Dr. Chang drummed his fingertips in thought, eyeing the giant man before him with both fear and…possibility.
Standing there in his dark trenched coat and wide-rimmed hat, looking like a scarecrow with muscles, the mad doctor knew without a doubt that as much 'good boy' blood ran in that brat's veins, more 'bad boy' blood ran in this eight-foot monster. Pearly white teeth, too long and serrated for a human mouth, bared themselves beneath that hat, long ratty hair the color of old newspaper hanging past his broad shoulders. He didn't know how this obviously bad man had slipped passed security to speak with him, but he didn't mind. It meant someone out there thought he had use.
Marvelous.
"Red X…oh. I know that little bo-oy," chuckled the Oriental man, his reedy accent dragging out the last word. "He's a thief, but he's a bad thief because he broke the rules."

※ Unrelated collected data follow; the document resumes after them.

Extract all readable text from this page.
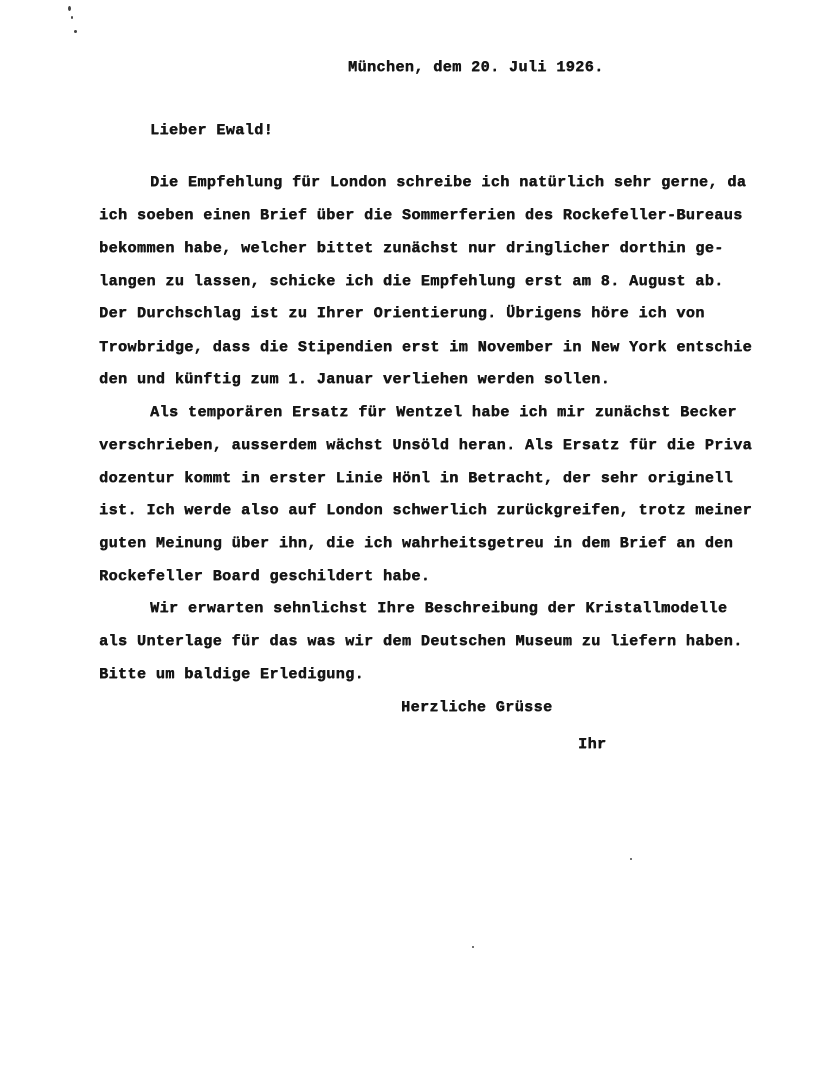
München, dem 20. Juli 1926.
Lieber Ewald!
Die Empfehlung für London schreibe ich natürlich sehr gerne, da
ich soeben einen Brief über die Sommerferien des Rockefeller-Bureaus
bekommen habe, welcher bittet zunächst nur dringlicher dorthin ge-
langen zu lassen, schicke ich die Empfehlung erst am 8. August ab.
Der Durchschlag ist zu Ihrer Orientierung. Übrigens höre ich von
Trowbridge, dass die Stipendien erst im November in New York entschie
den und künftig zum 1. Januar verliehen werden sollen.
Als temporären Ersatz für Wentzel habe ich mir zunächst Becker
verschrieben, ausserdem wächst Unsöld heran. Als Ersatz für die Priva
dozentur kommt in erster Linie Hönl in Betracht, der sehr originell
ist. Ich werde also auf London schwerlich zurückgreifen, trotz meiner
guten Meinung über ihn, die ich wahrheitsgetreu in dem Brief an den
Rockefeller Board geschildert habe.
Wir erwarten sehnlichst Ihre Beschreibung der Kristallmodelle
als Unterlage für das was wir dem Deutschen Museum zu liefern haben.
Bitte um baldige Erledigung.
Herzliche Grüsse
Ihr
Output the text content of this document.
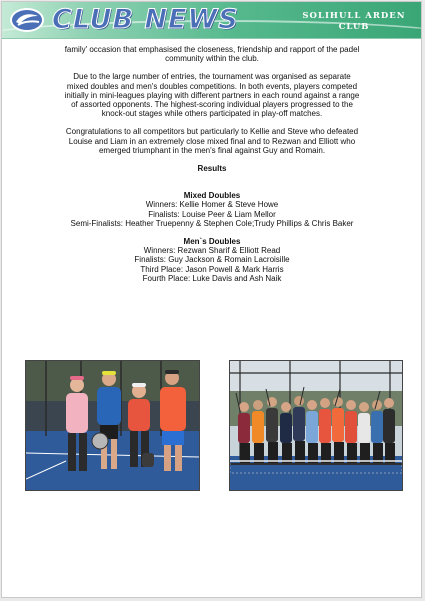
CLUB NEWS	SOLIHULL ARDEN CLUB

family' occasion that emphasised the closeness, friendship and rapport of the padel community within the club.

Due to the large number of entries, the tournament was organised as separate mixed doubles and men's doubles competitions. In both events, players competed initially in mini-leagues playing with different partners in each round against a range of assorted opponents. The highest-scoring individual players progressed to the knock-out stages while others participated in play-off matches.

Congratulations to all competitors but particularly to Kellie and Steve who defeated Louise and Liam in an extremely close mixed final and to Rezwan and Elliott who emerged triumphant in the men's final against Guy and Romain.

Results

Mixed Doubles

Winners: Kellie Homer & Steve Howe

Finalists: Louise Peer & Liam Mellor

Semi-Finalists: Heather Truepenny & Stephen Cole;Trudy Phillips & Chris Baker

Men`s Doubles

Winners: Rezwan Sharif & Elliott Read

Finalists: Guy Jackson & Romain Lacroisille

Third Place: Jason Powell & Mark Harris

Fourth Place: Luke Davis and Ash Naik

The bad man frowned. "The rules?"
"He helped…the Titans!" Chang hissed suddenly, clenching his gnarled fingers. "He helped the good little boy and his pretty friend get away and destroyed my laser! My precious laser…" He sniffled like a father over his deceased child, the red lens over his left eye glinting. He stopped abruptly and eyed the new comer with a strange, unbalanced light in his gaze, looking gaunt and emaciated in his giant white body suit. "He says he did it for the xinothium, but I know better. I know better. Hee hee! I know!"
"Know what, Dr. Chang?"
"I know he's a bad little boy. I know, but he's a good little boy too. He's bad, but he's good. He doesn't want to feel," he paused and leaned close to the bars of his cell door to whisper, "guilty."
"He's got a conscience. How quaint," the bad man said with a chuckle. "So then he worked against then with the Titans once before."
Chang smiled and leaned back in his cell, twiddling his thumbs idly. "Yes. He's a smart boy. A clever boy. Everyone says so, because he's so quick, so quiet and so bold, but I don't think so. Hee hee…he's afraid. Afraid. That's why he wouldn't let me disintegrate the Titans. Level their precious city. Because he felt bad. Bad little boy with a secret. Oh, ho, ho!"
"What secret?"
"Ah, ah, ah. No secrets until I'm out and about."
The man in the trench coat studied the scientist with a cool eye. He could see the madness born of genius and the power-complex gone hay-wire. His run-in with the Red X and the Titans had left the man obsessed, stewing constantly over the scenario and drawing these erratic conclusions. He couldn't be sure if this man's word could be trusted as far as his evaluation of the cat-burglar's motives.
"Hey!" a gruff, male voice butted in rudely.
Trench Coat jerked his head up, glaring at the speaker a couple cells down. A younger man, greasy black hair slicked back in a badass hairdo, dirty black sleeveless shirt that hugged a muscle bound biker-boy body. His unhealthy gray skin looked like it hadn't seen sun in a couple months, his red-rimmed gray eyes beady as he leaned his face through a gap in the bars. He looped his wiry arms through the iron poles, waving to make sure he had the giant man's attention.
"You want to know about Red X?" he growled. "Go see old man Peterson."
"Peterson? The bookie at the docks?" said the man, intrigued.
The young man narrowed his eyes. "Are you bustin' Chang out? I heard someone in Steel City wants his help with some shit."
"What's your name, boy?" asked the bad man in the trench coat.
"Johnny. Johnny Rancid," he glowered. "Why?"
"I'd like you to make some trouble for the Titans tonight while I escort the good doctor out of here," the giant man said pleasantly. "Steel City is such a long ways out and I'm afraid time is of the essence."
Rancid bared his crooked yellow teeth, cracking his knuckles in anticipation. "Oh…I can do that for yu'."
-heist-
Author's Note: Ahh! The plot begins to unfold...kinda. I managed to plan this one out a bit more than my last fic, but hey, there's still time to crash and burn in every fic! Tootles!